Control-FREEC: a tool for assessing copy number and allelic content using NGS data - SEQanswers

You are currently viewing the SEQanswers forums as a guest, which limits your access. Click here to register now, and join the discussion

X

yuhao

Member

Join Date: Jul 2012

Posts: 33
- Share
- Tweet
#31

08-02-2012, 10:40 PM

Thank you for your help! I meet another question: I want to plot the graph using makeGraph.R , when I run, it shows:

null device
1
Error in if (type.convert(args[6])) { :
missing value where TRUE/FALSE needed
Execution halted

Can you give me some help ? Thank you !
Comment
yuhao

Member

Join Date: Jul 2012

Posts: 33
- Share
- Tweet
#32

08-03-2012, 05:14 AM

May I ask a question, what does the "ratio" mean in FREEC? Thanks!
Comment
valeu

Member

Join Date: Sep 2008

Posts: 69
- Share
- Tweet
#33

08-03-2012, 06:17 AM

"ratio" is actually "normalized read count". Values around 1 correspond to the main ploidy of the sample.

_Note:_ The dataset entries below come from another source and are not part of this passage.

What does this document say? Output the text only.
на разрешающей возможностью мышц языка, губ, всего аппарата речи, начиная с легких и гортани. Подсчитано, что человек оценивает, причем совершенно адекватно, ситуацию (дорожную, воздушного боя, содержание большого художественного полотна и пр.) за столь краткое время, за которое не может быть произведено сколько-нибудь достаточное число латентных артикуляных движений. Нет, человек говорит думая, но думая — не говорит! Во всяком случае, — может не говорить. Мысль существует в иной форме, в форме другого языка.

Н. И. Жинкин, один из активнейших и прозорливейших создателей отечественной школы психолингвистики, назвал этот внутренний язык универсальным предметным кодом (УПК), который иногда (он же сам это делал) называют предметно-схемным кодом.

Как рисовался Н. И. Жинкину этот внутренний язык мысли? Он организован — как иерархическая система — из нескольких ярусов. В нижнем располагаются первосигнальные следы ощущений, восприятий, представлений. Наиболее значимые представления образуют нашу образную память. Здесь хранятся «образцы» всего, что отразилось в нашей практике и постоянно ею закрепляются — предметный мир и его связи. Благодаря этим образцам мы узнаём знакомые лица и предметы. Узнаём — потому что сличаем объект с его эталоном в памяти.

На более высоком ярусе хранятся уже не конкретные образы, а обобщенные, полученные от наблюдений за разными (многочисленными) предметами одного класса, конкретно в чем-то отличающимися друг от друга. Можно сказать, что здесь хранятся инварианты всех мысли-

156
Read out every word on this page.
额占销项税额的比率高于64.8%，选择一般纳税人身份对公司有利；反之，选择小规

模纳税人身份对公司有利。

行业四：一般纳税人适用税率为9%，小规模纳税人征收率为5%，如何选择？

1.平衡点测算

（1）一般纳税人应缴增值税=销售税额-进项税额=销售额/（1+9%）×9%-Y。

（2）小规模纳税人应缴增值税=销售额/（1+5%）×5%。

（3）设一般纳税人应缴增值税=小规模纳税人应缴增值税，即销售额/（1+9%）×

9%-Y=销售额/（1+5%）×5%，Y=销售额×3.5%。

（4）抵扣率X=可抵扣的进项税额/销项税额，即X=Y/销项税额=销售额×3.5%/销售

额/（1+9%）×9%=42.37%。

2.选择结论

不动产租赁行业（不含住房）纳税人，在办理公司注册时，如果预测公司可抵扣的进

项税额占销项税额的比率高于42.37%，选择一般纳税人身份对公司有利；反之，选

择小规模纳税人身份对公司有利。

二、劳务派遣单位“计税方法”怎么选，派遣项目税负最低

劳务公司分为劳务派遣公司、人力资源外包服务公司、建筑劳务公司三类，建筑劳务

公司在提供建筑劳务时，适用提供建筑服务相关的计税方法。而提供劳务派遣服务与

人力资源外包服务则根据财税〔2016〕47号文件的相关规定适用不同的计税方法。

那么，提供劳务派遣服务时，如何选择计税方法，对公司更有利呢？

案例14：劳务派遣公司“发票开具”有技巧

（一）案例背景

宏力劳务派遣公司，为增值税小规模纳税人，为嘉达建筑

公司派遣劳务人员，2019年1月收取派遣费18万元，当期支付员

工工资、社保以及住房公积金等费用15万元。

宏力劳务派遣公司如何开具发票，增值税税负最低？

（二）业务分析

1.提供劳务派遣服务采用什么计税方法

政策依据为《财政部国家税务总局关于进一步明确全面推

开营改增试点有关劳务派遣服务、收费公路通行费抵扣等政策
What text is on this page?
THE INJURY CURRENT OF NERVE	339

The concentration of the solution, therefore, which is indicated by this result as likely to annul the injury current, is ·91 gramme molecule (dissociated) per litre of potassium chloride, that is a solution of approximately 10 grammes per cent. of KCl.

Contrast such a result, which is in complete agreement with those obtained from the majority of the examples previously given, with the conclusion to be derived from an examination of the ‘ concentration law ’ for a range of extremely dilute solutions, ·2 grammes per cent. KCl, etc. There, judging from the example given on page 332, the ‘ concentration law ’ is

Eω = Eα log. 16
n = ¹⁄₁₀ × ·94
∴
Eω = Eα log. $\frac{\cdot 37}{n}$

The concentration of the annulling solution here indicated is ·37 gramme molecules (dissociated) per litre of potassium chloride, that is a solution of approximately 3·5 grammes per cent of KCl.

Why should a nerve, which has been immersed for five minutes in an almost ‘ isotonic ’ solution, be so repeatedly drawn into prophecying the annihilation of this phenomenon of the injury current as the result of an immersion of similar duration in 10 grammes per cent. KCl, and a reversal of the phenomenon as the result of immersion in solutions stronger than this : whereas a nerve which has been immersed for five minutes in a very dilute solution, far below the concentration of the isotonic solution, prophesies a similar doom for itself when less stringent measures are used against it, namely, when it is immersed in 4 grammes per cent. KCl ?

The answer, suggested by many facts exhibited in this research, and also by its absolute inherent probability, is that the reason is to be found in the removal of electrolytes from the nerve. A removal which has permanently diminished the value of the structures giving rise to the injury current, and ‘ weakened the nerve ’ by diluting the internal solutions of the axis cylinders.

If you use a control sample and you set degree=1, then "ratio" is simply the ratio of read count in the sample and read count in the control.
Comment
yuhao

Member

Join Date: Jul 2012

Posts: 33
- Share
- Tweet
#34

08-05-2012, 06:57 PM

I am very appreciated for your patient help! I have some other questions to see if I can get your help:

The output intervals have some overlaps, e.x., 58000, 8387999, 3 gain, 8386000, 9404999 5 gain , so 8386000 < 8387999, how could this thing happen?

What does control database mean here?Normally we just have a test genome and a reference genome.

As far as I know, there are typically two different methods to call CNV, segmentation based, and hidden markov model, I am wondering if FREEC is based on segmentation based method?

How do we determine the window size and steps parameters? Which parameters can affect the accuracy of the result, that's very crucial for the result so I care much about this?

Finally, aside from FREEC, can you recommend some other softwares which had been widely used for CNV detection in the world (because I have many choices but I don't know which ones are best among all). I also tried CNVnator, but the result seems very different from FREEC.

I appreciate your help!
Comment
valeu

Member

Join Date: Sep 2008

Posts: 69
- Share
- Tweet
#35

08-06-2012, 12:59 AM

Hi Hao,

Originally posted by yuhao View Post

The output intervals have some overlaps, e.x., 58000, 8387999, 3 gain, 8386000, 9404999 5 gain , so 8386000 < 8387999, how could this thing happen?

This can happen if you use overlapping windows (e.g., step=1000; window=3000). Most likely the breakpoint occurred in overlapping area of the two windows: (8386000;8386000+window.size) and (8387999-window.size;8387999), e.i. in (8386000;8387999).

Originally posted by yuhao View Post

What does control database mean here?Normally we just have a test genome and a reference genome.

If you analyze a cancer sample, you are interested in somatic gains and losses. In this case you use patient's normal DNA (e.g. from blood) as a control.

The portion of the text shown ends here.